The major limitation of this trial is that it was not blinded. The authors state that this was because they could not have a placebo produced in time during the pandemic. In the end, 10% of the control group received at least some part of the intervention, presumably because treating physicians knew their allocation and wanted to provide the intervention to the control group patients. These violations bias the study to underestimate the effect size, and thus should not negate the final positive outcome. The unblinded nature, however, may have biased the reporting of adverse events.
This study was also stopped early after the publication of the RECOVERY Trial. This also biases towards the null and should not cast doubt on the ultimate positive outcome, but it means that the secondary outcomes were underpowered to find an effect.
In addition, this trial was conducted relatively early in the outbreak in Brazil, so Remdesivir and other COVID-19 treatments were not available to patients in the study. One should be careful extrapolating these results to the treatment of patients receiving other COVID therapies.
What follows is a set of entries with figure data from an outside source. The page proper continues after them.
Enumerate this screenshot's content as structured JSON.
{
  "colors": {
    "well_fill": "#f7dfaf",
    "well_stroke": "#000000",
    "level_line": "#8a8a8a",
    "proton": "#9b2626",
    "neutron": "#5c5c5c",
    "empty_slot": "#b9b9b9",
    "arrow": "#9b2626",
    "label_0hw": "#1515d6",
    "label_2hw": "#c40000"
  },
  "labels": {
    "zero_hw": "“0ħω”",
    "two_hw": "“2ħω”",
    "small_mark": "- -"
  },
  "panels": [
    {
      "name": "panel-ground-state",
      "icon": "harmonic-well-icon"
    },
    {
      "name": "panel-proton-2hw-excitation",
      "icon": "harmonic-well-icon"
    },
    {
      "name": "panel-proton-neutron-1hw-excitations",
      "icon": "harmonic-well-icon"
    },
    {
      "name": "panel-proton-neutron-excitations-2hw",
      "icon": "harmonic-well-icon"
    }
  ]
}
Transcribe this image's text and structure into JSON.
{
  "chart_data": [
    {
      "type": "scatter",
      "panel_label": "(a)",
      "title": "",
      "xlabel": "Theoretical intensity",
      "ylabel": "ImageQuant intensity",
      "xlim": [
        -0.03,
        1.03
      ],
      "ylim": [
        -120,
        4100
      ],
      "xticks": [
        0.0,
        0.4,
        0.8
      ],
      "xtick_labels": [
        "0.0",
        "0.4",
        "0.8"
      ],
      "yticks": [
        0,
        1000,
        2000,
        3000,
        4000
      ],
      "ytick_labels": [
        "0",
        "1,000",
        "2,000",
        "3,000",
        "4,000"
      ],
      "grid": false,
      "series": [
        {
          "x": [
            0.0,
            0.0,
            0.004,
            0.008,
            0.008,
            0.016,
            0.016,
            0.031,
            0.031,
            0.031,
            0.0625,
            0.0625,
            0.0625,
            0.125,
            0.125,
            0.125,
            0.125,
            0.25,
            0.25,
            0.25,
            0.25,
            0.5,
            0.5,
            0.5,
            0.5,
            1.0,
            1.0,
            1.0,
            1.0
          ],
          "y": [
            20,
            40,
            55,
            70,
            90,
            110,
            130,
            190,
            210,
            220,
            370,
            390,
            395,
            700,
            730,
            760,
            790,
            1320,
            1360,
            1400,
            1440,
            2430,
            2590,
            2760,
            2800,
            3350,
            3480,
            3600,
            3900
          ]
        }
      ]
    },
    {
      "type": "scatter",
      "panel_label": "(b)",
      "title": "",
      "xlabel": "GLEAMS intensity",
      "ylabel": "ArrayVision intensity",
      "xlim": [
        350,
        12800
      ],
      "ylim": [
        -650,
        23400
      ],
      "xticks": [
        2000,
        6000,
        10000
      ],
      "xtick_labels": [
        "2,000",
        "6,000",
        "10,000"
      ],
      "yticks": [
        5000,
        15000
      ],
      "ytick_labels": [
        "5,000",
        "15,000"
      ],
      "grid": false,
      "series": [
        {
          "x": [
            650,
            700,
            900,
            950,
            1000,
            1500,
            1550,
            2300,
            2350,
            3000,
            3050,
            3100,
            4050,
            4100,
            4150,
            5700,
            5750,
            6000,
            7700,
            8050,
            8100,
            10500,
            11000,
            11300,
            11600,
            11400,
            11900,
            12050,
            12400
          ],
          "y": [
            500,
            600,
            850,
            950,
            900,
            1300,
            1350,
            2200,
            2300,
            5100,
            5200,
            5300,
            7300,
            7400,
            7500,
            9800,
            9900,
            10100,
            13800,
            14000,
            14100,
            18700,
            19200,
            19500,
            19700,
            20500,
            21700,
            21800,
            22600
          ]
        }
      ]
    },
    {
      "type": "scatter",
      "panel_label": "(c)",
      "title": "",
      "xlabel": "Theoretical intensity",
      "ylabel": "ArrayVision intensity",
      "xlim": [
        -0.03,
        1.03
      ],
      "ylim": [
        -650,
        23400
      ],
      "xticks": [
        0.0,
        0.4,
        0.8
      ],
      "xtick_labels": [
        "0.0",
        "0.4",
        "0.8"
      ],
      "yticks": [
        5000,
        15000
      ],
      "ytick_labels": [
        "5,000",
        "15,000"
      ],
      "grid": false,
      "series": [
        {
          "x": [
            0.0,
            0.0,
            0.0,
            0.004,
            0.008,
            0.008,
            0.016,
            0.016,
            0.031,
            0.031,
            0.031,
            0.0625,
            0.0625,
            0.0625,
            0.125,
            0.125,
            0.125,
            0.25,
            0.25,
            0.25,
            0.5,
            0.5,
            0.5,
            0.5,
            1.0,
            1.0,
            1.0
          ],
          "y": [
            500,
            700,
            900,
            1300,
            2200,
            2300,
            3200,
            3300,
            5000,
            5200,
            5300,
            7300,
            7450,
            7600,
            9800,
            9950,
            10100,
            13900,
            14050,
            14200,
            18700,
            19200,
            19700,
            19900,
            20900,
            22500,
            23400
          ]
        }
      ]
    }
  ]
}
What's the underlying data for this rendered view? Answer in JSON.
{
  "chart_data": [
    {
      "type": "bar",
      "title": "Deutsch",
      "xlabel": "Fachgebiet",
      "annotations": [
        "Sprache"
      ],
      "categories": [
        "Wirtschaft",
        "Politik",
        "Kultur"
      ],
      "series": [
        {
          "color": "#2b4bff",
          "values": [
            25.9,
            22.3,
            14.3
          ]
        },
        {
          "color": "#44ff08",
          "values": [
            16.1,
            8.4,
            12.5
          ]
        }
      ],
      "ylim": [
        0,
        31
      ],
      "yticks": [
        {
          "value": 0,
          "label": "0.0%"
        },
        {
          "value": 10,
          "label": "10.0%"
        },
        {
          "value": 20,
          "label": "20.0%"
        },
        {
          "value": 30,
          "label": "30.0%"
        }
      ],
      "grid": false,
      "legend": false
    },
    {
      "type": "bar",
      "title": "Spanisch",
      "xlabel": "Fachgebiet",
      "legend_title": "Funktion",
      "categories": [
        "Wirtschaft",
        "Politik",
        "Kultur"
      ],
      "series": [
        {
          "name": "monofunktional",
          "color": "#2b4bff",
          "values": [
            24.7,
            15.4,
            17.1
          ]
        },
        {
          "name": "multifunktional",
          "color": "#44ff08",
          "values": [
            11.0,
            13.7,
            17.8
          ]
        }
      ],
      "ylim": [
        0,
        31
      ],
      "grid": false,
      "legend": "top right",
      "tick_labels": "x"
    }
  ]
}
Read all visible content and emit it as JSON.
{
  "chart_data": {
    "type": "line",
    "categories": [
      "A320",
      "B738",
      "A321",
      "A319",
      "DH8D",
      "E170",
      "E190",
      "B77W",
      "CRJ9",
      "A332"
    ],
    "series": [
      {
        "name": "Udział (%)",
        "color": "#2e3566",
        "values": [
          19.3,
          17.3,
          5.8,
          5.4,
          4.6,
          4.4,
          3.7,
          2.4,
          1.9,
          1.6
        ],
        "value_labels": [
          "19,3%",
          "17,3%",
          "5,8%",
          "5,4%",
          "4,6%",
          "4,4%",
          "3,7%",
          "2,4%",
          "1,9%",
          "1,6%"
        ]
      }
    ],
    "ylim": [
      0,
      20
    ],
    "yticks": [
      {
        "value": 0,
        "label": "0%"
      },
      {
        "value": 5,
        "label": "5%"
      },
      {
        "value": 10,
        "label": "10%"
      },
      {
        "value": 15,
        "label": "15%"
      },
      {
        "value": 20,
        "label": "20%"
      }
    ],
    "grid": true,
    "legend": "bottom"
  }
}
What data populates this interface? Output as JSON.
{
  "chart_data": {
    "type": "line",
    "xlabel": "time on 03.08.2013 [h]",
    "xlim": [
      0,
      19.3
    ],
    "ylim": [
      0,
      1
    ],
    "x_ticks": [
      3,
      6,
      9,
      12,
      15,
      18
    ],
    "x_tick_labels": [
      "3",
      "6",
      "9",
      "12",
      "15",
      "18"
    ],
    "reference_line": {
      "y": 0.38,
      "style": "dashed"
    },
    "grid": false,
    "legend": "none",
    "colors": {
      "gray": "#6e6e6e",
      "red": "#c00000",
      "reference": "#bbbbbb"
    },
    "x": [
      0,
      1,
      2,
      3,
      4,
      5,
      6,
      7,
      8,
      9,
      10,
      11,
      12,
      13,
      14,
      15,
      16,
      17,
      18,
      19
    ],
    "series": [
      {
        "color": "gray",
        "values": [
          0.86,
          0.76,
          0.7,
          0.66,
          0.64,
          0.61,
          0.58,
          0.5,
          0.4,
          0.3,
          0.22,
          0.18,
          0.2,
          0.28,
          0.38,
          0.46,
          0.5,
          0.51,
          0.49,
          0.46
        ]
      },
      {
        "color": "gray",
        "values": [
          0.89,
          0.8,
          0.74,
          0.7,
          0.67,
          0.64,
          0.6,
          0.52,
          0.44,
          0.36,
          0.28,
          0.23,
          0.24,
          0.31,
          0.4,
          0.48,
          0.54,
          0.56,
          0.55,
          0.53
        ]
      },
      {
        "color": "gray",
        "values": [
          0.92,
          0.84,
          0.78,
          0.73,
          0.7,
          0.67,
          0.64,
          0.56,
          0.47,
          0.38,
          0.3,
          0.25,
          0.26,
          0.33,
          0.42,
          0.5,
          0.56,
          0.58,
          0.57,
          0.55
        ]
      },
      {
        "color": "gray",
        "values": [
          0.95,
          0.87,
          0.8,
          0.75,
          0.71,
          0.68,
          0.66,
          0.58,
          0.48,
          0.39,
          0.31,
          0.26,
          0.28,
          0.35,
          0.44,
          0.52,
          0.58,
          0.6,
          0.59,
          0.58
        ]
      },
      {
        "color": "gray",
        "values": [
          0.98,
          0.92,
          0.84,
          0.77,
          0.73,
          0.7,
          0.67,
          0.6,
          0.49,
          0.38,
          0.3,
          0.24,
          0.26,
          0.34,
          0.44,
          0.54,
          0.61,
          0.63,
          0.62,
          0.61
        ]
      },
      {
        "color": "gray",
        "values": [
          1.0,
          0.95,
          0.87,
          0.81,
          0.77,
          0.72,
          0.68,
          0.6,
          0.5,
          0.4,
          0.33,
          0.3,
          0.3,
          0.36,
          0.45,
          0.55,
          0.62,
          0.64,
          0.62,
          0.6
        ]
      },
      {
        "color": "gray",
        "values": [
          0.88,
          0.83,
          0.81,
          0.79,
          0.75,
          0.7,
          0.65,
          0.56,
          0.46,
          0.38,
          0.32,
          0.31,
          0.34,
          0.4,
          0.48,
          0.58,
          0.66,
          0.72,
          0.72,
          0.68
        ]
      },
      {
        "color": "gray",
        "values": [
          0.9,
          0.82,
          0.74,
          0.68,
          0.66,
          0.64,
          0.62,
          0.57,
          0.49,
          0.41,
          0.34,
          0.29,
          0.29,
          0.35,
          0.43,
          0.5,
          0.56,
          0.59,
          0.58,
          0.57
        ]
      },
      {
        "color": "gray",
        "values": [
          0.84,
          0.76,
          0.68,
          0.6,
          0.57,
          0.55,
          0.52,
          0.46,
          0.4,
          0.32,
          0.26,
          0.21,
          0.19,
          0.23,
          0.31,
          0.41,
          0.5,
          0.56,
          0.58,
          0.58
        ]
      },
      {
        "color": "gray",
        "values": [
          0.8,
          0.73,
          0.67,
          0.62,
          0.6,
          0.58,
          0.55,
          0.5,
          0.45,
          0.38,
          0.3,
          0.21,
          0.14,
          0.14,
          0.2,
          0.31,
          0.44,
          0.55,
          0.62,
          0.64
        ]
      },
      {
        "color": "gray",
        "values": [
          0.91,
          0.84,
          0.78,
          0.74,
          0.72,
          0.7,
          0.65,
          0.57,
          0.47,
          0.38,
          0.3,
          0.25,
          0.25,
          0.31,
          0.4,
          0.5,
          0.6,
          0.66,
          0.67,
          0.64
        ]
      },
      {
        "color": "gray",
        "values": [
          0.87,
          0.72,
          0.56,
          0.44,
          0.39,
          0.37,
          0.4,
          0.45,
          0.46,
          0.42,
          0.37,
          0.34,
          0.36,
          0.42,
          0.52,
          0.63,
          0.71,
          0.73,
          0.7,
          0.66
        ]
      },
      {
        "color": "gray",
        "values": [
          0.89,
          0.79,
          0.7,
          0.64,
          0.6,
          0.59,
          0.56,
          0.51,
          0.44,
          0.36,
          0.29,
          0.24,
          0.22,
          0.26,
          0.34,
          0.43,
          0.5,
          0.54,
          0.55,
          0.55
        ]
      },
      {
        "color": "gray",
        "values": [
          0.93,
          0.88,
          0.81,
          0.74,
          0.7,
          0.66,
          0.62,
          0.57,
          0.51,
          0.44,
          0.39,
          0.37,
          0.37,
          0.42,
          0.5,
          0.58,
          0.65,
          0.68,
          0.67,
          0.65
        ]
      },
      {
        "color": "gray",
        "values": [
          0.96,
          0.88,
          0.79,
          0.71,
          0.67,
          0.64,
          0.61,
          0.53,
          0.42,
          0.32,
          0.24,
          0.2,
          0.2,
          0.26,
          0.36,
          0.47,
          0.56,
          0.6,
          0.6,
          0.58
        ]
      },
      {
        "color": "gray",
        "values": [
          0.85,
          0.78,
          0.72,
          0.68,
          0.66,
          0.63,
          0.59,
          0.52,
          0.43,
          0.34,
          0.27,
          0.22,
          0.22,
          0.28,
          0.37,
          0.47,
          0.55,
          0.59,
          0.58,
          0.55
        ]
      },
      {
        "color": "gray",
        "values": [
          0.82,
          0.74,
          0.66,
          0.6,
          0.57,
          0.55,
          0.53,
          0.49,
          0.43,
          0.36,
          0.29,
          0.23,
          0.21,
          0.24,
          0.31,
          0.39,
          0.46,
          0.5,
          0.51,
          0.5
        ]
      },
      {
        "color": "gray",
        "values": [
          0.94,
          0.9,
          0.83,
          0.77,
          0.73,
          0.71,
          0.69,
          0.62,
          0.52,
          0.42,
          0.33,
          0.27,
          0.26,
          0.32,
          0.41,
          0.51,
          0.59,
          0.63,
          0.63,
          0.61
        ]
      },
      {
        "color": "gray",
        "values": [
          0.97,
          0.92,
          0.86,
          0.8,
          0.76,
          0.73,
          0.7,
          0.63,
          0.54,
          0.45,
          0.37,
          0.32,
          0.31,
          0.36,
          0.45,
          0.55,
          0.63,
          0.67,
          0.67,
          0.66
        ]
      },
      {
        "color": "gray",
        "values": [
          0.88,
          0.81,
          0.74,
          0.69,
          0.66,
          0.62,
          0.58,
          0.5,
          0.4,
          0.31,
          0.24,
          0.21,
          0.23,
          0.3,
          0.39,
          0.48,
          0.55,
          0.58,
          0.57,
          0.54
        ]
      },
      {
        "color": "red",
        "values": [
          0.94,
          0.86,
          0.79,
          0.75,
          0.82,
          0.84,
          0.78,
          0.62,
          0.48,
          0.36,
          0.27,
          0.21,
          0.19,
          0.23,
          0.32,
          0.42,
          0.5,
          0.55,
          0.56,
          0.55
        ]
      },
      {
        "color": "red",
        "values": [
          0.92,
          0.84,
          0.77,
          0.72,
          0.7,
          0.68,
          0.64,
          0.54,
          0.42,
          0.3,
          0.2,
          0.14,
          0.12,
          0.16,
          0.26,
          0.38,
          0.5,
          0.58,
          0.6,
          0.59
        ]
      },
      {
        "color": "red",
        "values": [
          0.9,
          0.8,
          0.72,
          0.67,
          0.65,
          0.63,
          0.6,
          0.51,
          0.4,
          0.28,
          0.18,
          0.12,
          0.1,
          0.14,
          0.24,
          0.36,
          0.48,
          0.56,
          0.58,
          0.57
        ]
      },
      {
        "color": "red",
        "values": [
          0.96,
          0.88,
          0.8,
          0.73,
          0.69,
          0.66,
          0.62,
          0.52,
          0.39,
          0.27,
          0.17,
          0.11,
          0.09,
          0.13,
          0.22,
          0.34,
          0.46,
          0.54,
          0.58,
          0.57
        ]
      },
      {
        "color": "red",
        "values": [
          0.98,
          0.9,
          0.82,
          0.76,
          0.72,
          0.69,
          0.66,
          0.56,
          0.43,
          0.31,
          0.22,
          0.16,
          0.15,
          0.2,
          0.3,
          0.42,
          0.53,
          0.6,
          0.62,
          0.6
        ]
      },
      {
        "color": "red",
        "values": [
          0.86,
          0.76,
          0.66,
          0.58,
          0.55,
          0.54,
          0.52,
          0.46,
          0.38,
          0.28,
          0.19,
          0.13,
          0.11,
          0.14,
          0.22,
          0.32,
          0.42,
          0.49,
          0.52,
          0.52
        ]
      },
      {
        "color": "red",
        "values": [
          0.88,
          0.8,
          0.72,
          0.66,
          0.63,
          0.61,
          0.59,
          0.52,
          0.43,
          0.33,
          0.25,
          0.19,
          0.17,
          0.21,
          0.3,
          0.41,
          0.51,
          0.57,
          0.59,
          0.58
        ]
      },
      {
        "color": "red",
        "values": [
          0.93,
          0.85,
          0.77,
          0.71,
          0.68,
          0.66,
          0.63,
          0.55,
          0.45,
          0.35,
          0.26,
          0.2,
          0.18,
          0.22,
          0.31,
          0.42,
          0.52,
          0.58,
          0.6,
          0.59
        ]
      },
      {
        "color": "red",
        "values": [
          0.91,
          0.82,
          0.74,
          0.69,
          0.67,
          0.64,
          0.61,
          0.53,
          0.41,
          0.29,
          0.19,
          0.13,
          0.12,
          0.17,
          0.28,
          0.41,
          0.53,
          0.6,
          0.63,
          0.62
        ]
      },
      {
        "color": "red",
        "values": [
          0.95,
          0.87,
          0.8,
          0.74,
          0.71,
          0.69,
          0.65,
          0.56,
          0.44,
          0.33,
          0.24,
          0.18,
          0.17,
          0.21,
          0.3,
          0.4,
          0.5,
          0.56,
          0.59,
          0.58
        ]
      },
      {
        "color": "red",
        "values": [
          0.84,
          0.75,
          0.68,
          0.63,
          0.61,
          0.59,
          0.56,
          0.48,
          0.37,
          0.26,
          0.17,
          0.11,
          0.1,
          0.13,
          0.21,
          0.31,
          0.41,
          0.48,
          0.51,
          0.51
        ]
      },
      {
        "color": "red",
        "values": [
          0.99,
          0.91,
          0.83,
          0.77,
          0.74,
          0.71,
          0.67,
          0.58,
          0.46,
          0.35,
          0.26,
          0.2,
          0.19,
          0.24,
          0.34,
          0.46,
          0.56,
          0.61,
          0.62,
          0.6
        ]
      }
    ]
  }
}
This paper, along with those released with it, provide strong evidence that steroids are beneficial for COVID-19 patients. The CoDEX Trail, in particular, expands on the RECOVERY Trial to demonstrate that steroids are beneficial in particularly sick COVID-19 patients with high expected mortality. The patients in this trial had approximately a 60% mortality rate. This rate is higher than seen in non-COVID-19 ARDS patients, but seems to approximate the mortality rate seen in COVID-19 related ARDS in South America. The authors quote Brazilian mechanically ventilated COVID-19 ICU mortality rates between 66-70%. The authors also point out that in addition to direct benefits to patients, small reductions in days on a ventilator can provide large benefits to overburdened healthcare systems during the global pandemic, freeing up ventilators for other patients sooner.